The Alexandrium fundyense bloom in 2016 was detected in low concentrations by 3 ESP instruments deployed in the western Gulf of Maine. Two ESPs were located in Casco Bay, ME and off of Ogunquit, ME, both within 1 nautical mile from ME DMR shellfish monitoring sites. A third ESP was located in a wetlab at Bowdoin College Coastal Facility with wild mussels placed in an adjacent tray near the ESP intake. Lumbos Hole, a local hotspot for shellfish toxicity, is near the wetlab (see Fig. 1).

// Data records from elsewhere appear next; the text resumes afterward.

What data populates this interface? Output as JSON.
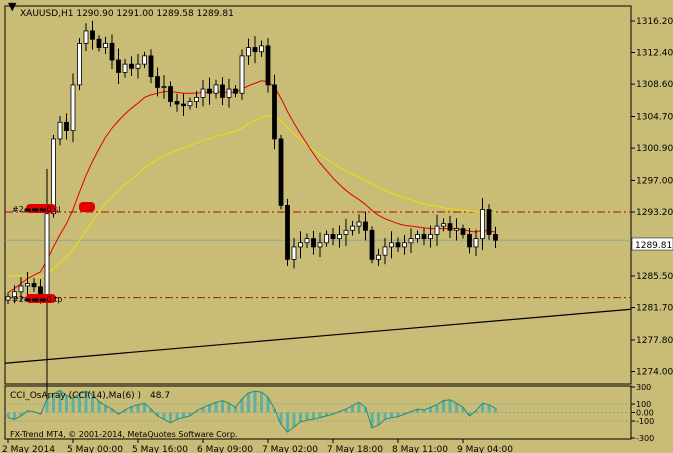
{
  "header": {
    "symbol_info": "XAUUSD,H1  1290.90 1291.00 1289.58 1289.81"
  },
  "labels": {
    "sl": "#2▬▬▬0 sl",
    "tp": "#2▬▬▬0 tp"
  },
  "indicator": {
    "title": "CCI_OsArray (CCI(14),Ma(6) )",
    "value": "48.7"
  },
  "copyright": "FX-Trend MT4, © 2001-2014, MetaQuotes Software Corp.",
  "current_price": "1289.81",
  "colors": {
    "background": "#C8BC77",
    "candle": "#000000",
    "ma_red": "#E00000",
    "ma_yellow": "#F0E000",
    "order_line": "#C00000",
    "histogram": "#5FB0A0"
  },
  "chart_data": {
    "type": "candlestick",
    "title": "XAUUSD,H1",
    "y_ticks": [
      1316.2,
      1312.4,
      1308.6,
      1304.7,
      1300.9,
      1297.0,
      1293.2,
      1285.5,
      1281.7,
      1277.8,
      1274.0
    ],
    "y_tick_labels": [
      "1316.20",
      "1312.40",
      "1308.60",
      "1304.70",
      "1300.90",
      "1297.00",
      "1293.20",
      "1285.50",
      "1281.70",
      "1277.80",
      "1274.00"
    ],
    "ylim": [
      1272.5,
      1318.0
    ],
    "x_tick_labels": [
      "2 May 2014",
      "5 May 00:00",
      "5 May 16:00",
      "6 May 09:00",
      "7 May 02:00",
      "7 May 18:00",
      "8 May 11:00",
      "9 May 04:00"
    ],
    "x_tick_index": [
      0,
      10,
      20,
      30,
      40,
      50,
      60,
      70
    ],
    "candle_count": 76,
    "close": [
      1283.0,
      1283.6,
      1284.3,
      1284.6,
      1284.2,
      1283.1,
      1293.0,
      1302.0,
      1304.0,
      1303.0,
      1308.5,
      1313.5,
      1315.0,
      1314.0,
      1313.0,
      1313.5,
      1311.5,
      1310.0,
      1311.0,
      1310.5,
      1311.0,
      1312.0,
      1309.5,
      1308.2,
      1308.3,
      1306.5,
      1306.2,
      1306.0,
      1306.5,
      1307.0,
      1308.0,
      1307.5,
      1308.5,
      1307.0,
      1308.0,
      1307.5,
      1312.0,
      1313.0,
      1312.5,
      1313.2,
      1308.5,
      1302.0,
      1294.0,
      1287.5,
      1289.0,
      1289.5,
      1290.0,
      1289.0,
      1289.5,
      1290.5,
      1290.0,
      1290.5,
      1291.0,
      1291.5,
      1292.0,
      1291.0,
      1287.5,
      1288.0,
      1289.0,
      1289.5,
      1289.0,
      1289.5,
      1290.0,
      1290.5,
      1290.0,
      1290.5,
      1291.5,
      1291.8,
      1291.0,
      1291.2,
      1290.5,
      1289.0,
      1290.0,
      1293.5,
      1290.5,
      1289.8
    ],
    "ma_red": [
      1283.5,
      1284.0,
      1284.6,
      1285.2,
      1285.6,
      1286.0,
      1287.4,
      1289.0,
      1290.5,
      1291.8,
      1293.5,
      1295.6,
      1297.6,
      1299.3,
      1300.8,
      1302.2,
      1303.3,
      1304.2,
      1305.0,
      1305.7,
      1306.3,
      1307.0,
      1307.3,
      1307.5,
      1307.7,
      1307.7,
      1307.6,
      1307.5,
      1307.5,
      1307.5,
      1307.6,
      1307.6,
      1307.7,
      1307.6,
      1307.6,
      1307.6,
      1308.0,
      1308.4,
      1308.7,
      1309.0,
      1308.9,
      1308.2,
      1306.9,
      1305.3,
      1303.9,
      1302.6,
      1301.4,
      1300.2,
      1299.1,
      1298.2,
      1297.3,
      1296.5,
      1295.8,
      1295.2,
      1294.7,
      1294.1,
      1293.4,
      1292.8,
      1292.4,
      1292.1,
      1291.8,
      1291.6,
      1291.5,
      1291.4,
      1291.3,
      1291.2,
      1291.2,
      1291.2,
      1291.2,
      1291.2,
      1291.1,
      1290.9,
      1290.8,
      1291.0,
      1290.9,
      1290.8
    ],
    "ma_yellow": [
      1285.5,
      1285.5,
      1285.5,
      1285.5,
      1285.5,
      1285.4,
      1285.8,
      1286.4,
      1287.2,
      1287.8,
      1288.7,
      1289.8,
      1291.0,
      1292.1,
      1293.2,
      1294.2,
      1295.0,
      1295.8,
      1296.5,
      1297.1,
      1297.8,
      1298.5,
      1299.0,
      1299.5,
      1300.0,
      1300.3,
      1300.6,
      1300.9,
      1301.2,
      1301.5,
      1301.8,
      1302.0,
      1302.3,
      1302.5,
      1302.7,
      1302.9,
      1303.3,
      1303.8,
      1304.2,
      1304.6,
      1304.8,
      1304.7,
      1304.2,
      1303.4,
      1302.6,
      1301.9,
      1301.3,
      1300.7,
      1300.1,
      1299.6,
      1299.1,
      1298.6,
      1298.2,
      1297.8,
      1297.4,
      1297.0,
      1296.6,
      1296.2,
      1295.8,
      1295.5,
      1295.2,
      1294.9,
      1294.7,
      1294.4,
      1294.2,
      1294.0,
      1293.9,
      1293.7,
      1293.6,
      1293.5,
      1293.4,
      1293.3,
      1293.2,
      1293.2,
      1293.2,
      1293.1
    ],
    "order_lines": {
      "sl": 1293.2,
      "tp": 1282.9
    },
    "current_price": 1289.81,
    "trendline": {
      "from": [
        0,
        1275.0
      ],
      "to": [
        75,
        1281.5
      ]
    },
    "cci_ylim": [
      -300,
      300
    ],
    "cci_ticks": [
      300,
      100,
      0,
      -100,
      -300
    ],
    "cci_tick_labels": [
      "300",
      "100",
      "0.00",
      "-100",
      "-300"
    ],
    "cci_levels": [
      100,
      -100
    ],
    "cci_values": [
      -60,
      -80,
      -40,
      20,
      10,
      -20,
      150,
      220,
      260,
      200,
      170,
      220,
      250,
      210,
      130,
      80,
      40,
      -20,
      30,
      70,
      90,
      110,
      40,
      -40,
      -80,
      -120,
      -80,
      -60,
      -40,
      20,
      60,
      90,
      120,
      140,
      110,
      60,
      160,
      230,
      250,
      240,
      180,
      40,
      -140,
      -230,
      -170,
      -110,
      -90,
      -80,
      -60,
      -40,
      -20,
      10,
      40,
      80,
      120,
      60,
      -180,
      -150,
      -80,
      -60,
      -50,
      -20,
      10,
      40,
      30,
      60,
      90,
      140,
      150,
      110,
      60,
      -40,
      20,
      110,
      90,
      48.7
    ]
  }
}
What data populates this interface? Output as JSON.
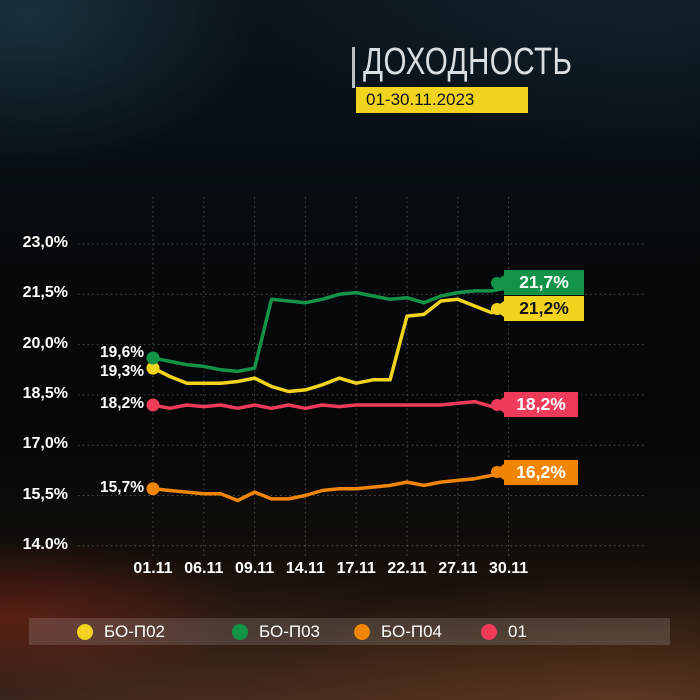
{
  "header": {
    "title": "ДОХОДНОСТЬ",
    "period_badge": "01-30.11.2023",
    "accent_color": "#F2D41F"
  },
  "chart_data": {
    "type": "line",
    "title": "ДОХОДНОСТЬ",
    "subtitle": "01-30.11.2023",
    "ylabel": "",
    "xlabel": "",
    "ylim": [
      14.0,
      23.0
    ],
    "grid": "dotted",
    "legend_position": "bottom",
    "y_ticks": [
      "23,0%",
      "21,5%",
      "20,0%",
      "18,5%",
      "17,0%",
      "15,5%",
      "14.0%"
    ],
    "y_tick_values": [
      23.0,
      21.5,
      20.0,
      18.5,
      17.0,
      15.5,
      14.0
    ],
    "x_ticks": [
      "01.11",
      "06.11",
      "09.11",
      "14.11",
      "17.11",
      "22.11",
      "27.11",
      "30.11"
    ],
    "x_tick_indices": [
      0,
      3,
      6,
      9,
      12,
      15,
      18,
      21
    ],
    "series": [
      {
        "name": "БО-П02",
        "color": "#F2D41F",
        "end_text_color": "#141414",
        "start_label": "19,3%",
        "end_label": "21,2%",
        "values": [
          19.3,
          19.05,
          18.85,
          18.85,
          18.85,
          18.9,
          19.0,
          18.75,
          18.6,
          18.65,
          18.8,
          19.0,
          18.85,
          18.95,
          18.95,
          20.85,
          20.9,
          21.3,
          21.35,
          21.15,
          20.95,
          21.2
        ]
      },
      {
        "name": "БО-П03",
        "color": "#129348",
        "end_text_color": "#ffffff",
        "start_label": "19,6%",
        "end_label": "21,7%",
        "values": [
          19.6,
          19.5,
          19.4,
          19.35,
          19.25,
          19.2,
          19.3,
          21.35,
          21.3,
          21.25,
          21.35,
          21.5,
          21.55,
          21.45,
          21.35,
          21.4,
          21.25,
          21.45,
          21.55,
          21.6,
          21.6,
          21.7
        ]
      },
      {
        "name": "БО-П04",
        "color": "#EF8503",
        "end_text_color": "#ffffff",
        "start_label": "15,7%",
        "end_label": "16,2%",
        "values": [
          15.7,
          15.65,
          15.6,
          15.55,
          15.55,
          15.35,
          15.6,
          15.4,
          15.4,
          15.5,
          15.65,
          15.7,
          15.7,
          15.75,
          15.8,
          15.9,
          15.8,
          15.9,
          15.95,
          16.0,
          16.1,
          16.2
        ]
      },
      {
        "name": "01",
        "color": "#EE3B59",
        "end_text_color": "#ffffff",
        "start_label": "18,2%",
        "end_label": "18,2%",
        "values": [
          18.2,
          18.1,
          18.2,
          18.15,
          18.2,
          18.1,
          18.2,
          18.1,
          18.2,
          18.1,
          18.2,
          18.15,
          18.2,
          18.2,
          18.2,
          18.2,
          18.2,
          18.2,
          18.25,
          18.3,
          18.15,
          18.2
        ]
      }
    ]
  }
}
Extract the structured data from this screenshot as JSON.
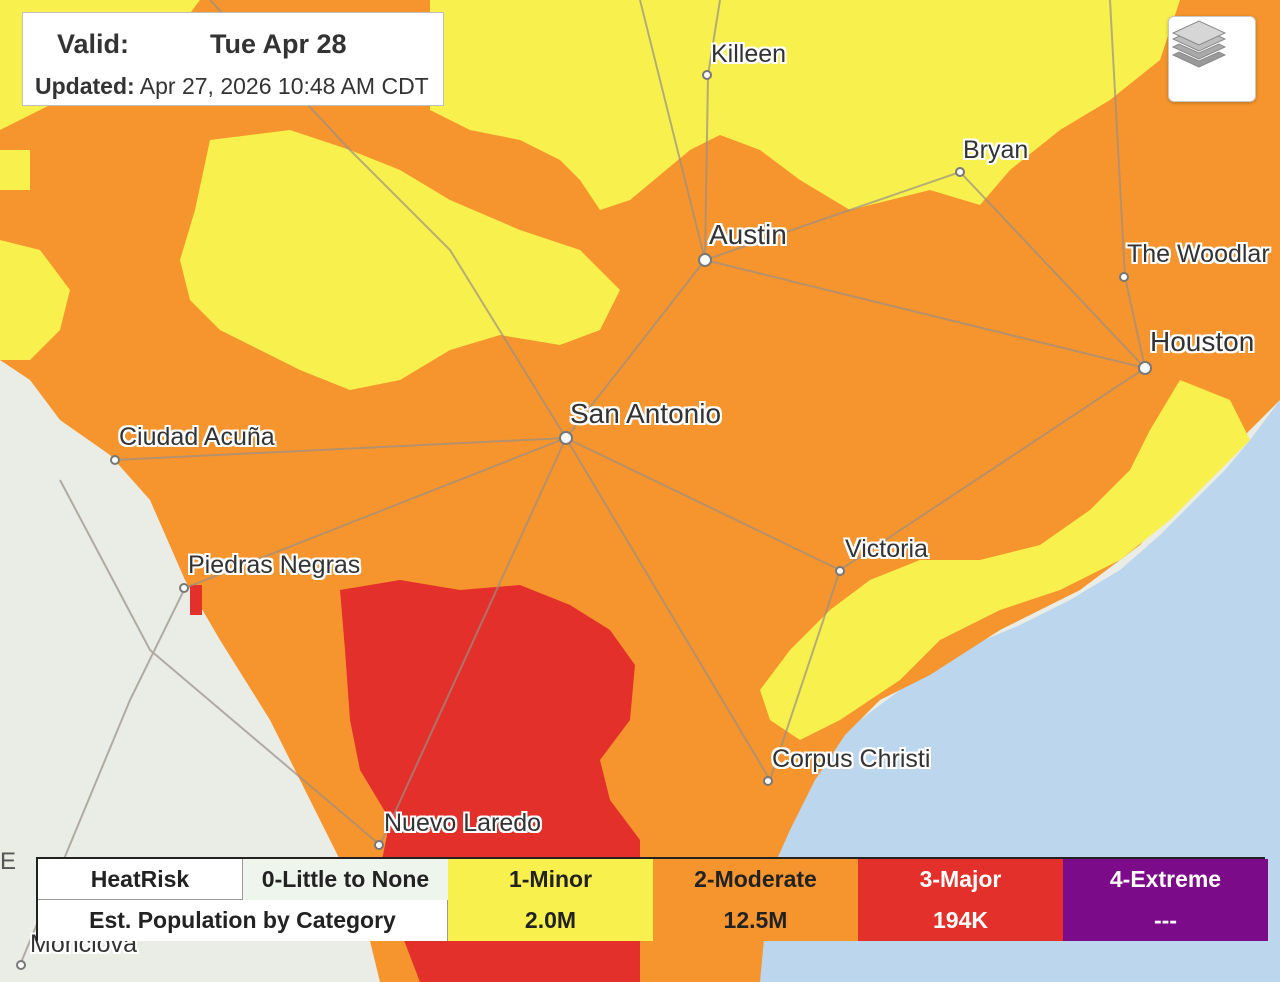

The 3 ESPs consistently detected the presence of A. fundyense in low concentrations (~200 cells/Liter) early in the bloom season (May), but the weak bloom ended early without further development in June, consistent with the detection of low levels of shellfish toxicity in the region. Near real time data streamed from the 3 ESPs during the season and is available on WHOI’s ESP server at:

These results indicated that the A. fundyense bloom never fully developed into significant populations in the western Gulf of Maine in 2016. Along the eastern Maine coast, shellfish toxicity was also low suggesting either that an offshore bloom in eastern Maine never reached the shoreline or the lack of a significant bloom in 2016 was Gulf-wide. The ESP and shellfish toxicity observations were consistent with the seasonal “small” bloom forecast that was based on the low abundance of A. fundyense benthic cysts collected during the preceding Fall season (Nov. 2015) from the NOAA ship Henry Bigelow.